What is needed in Europe is not a new bureaucracy to deal with research infrastructure, but for science ministers and funding agencies to start thinking in terms of European solutions, and acting accordingly. At present, cooperation only takes place in earnest when the sums involved make this unavoidable, and even then it is often the lowest-common-denominator form of a project that prevails. Despite its enormous scientific importance, it is perhaps the relatively low costs of EBI which explain its low political profile so far.

The need for European cooperation is greatest in areas where the costs alone do not appear to make it essential. Most of Europe's research funds are scattered across national research councils and other funding agencies. Although local funding is often appropriate for investigator-driven research, the duplication of effort is frequently excessive, while many disciplines could benefit from greater concentration of much larger amounts of money.

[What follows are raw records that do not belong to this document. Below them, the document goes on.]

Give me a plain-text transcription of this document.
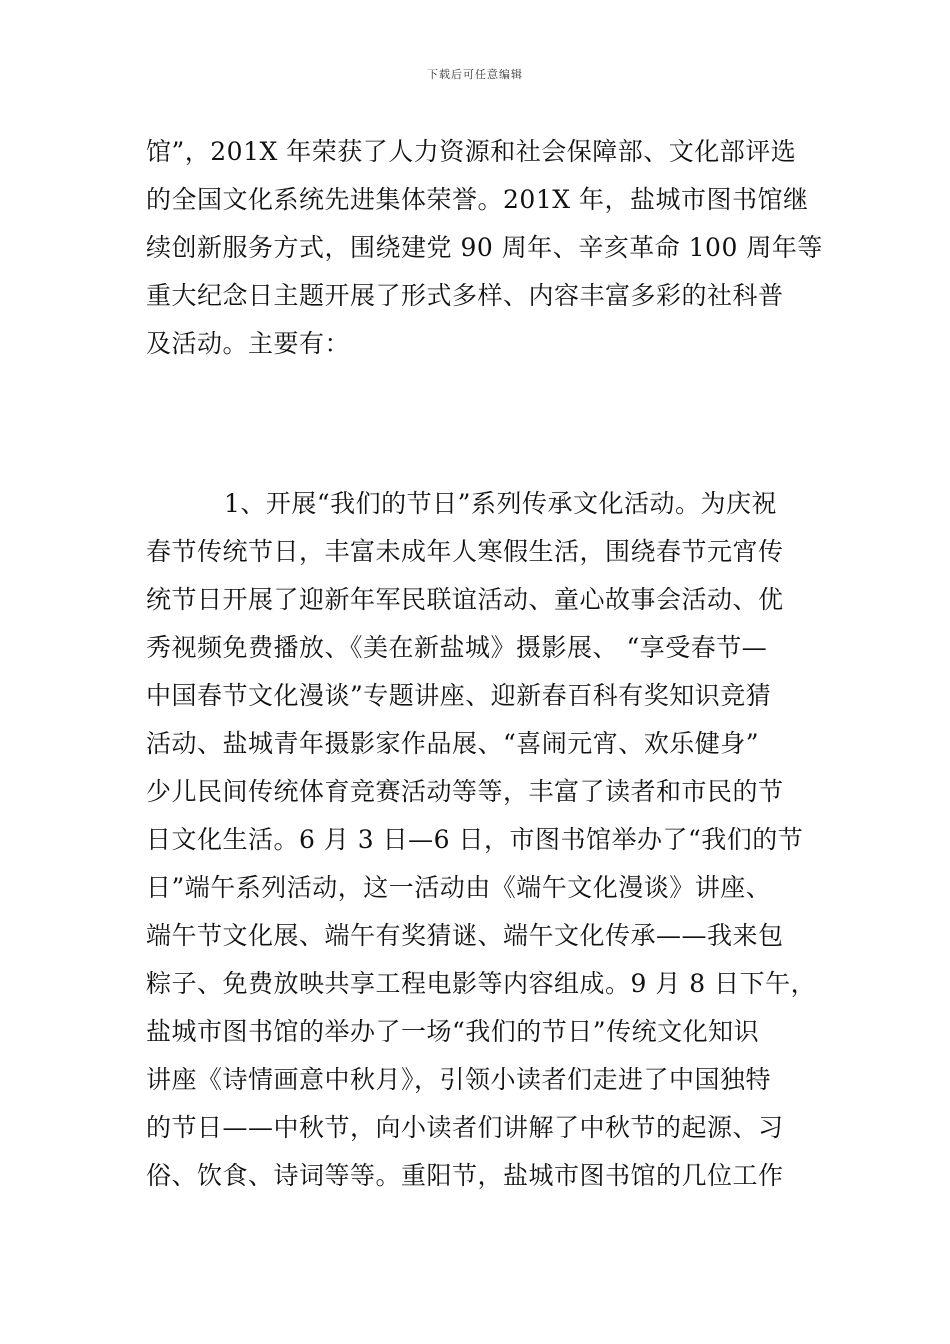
下载后可任意编辑
馆”，201X 年荣获了人力资源和社会保障部、文化部评选
的全国文化系统先进集体荣誉。201X 年，盐城市图书馆继
续创新服务方式，围绕建党 90 周年、辛亥革命 100 周年等
重大纪念日主题开展了形式多样、内容丰富多彩的社科普
及活动。主要有：
1、开展“我们的节日”系列传承文化活动。为庆祝
春节传统节日，丰富未成年人寒假生活，围绕春节元宵传
统节日开展了迎新年军民联谊活动、童心故事会活动、优
秀视频免费播放、《美在新盐城》摄影展、 “享受春节—
中国春节文化漫谈”专题讲座、迎新春百科有奖知识竞猜
活动、盐城青年摄影家作品展、“喜闹元宵、欢乐健身”
少儿民间传统体育竞赛活动等等，丰富了读者和市民的节
日文化生活。6 月 3 日—6 日，市图书馆举办了“我们的节
日”端午系列活动，这一活动由《端午文化漫谈》讲座、
端午节文化展、端午有奖猜谜、端午文化传承——我来包
粽子、免费放映共享工程电影等内容组成。9 月 8 日下午，
盐城市图书馆的举办了一场“我们的节日”传统文化知识
讲座《诗情画意中秋月》，引领小读者们走进了中国独特
的节日——中秋节，向小读者们讲解了中秋节的起源、习
俗、饮食、诗词等等。重阳节，盐城市图书馆的几位工作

But focusing substantial biomedical funds on strategic priorities inside a European National Institutes of Health, for example, is not for tomorrow. The EBI crisis should prompt the science agencies and their paymasters to complement their fine words about making European life sciences competitive on the world stage with vision, leadership and action. A decision by member states at the forthcoming meeting of the European Molecular Biology Laboratory to provide full funding for EBI as a short-term measure — and to register a firm commitment to negotiate a mechanism for the long-term support of this and similar initiatives — would be a good place to start.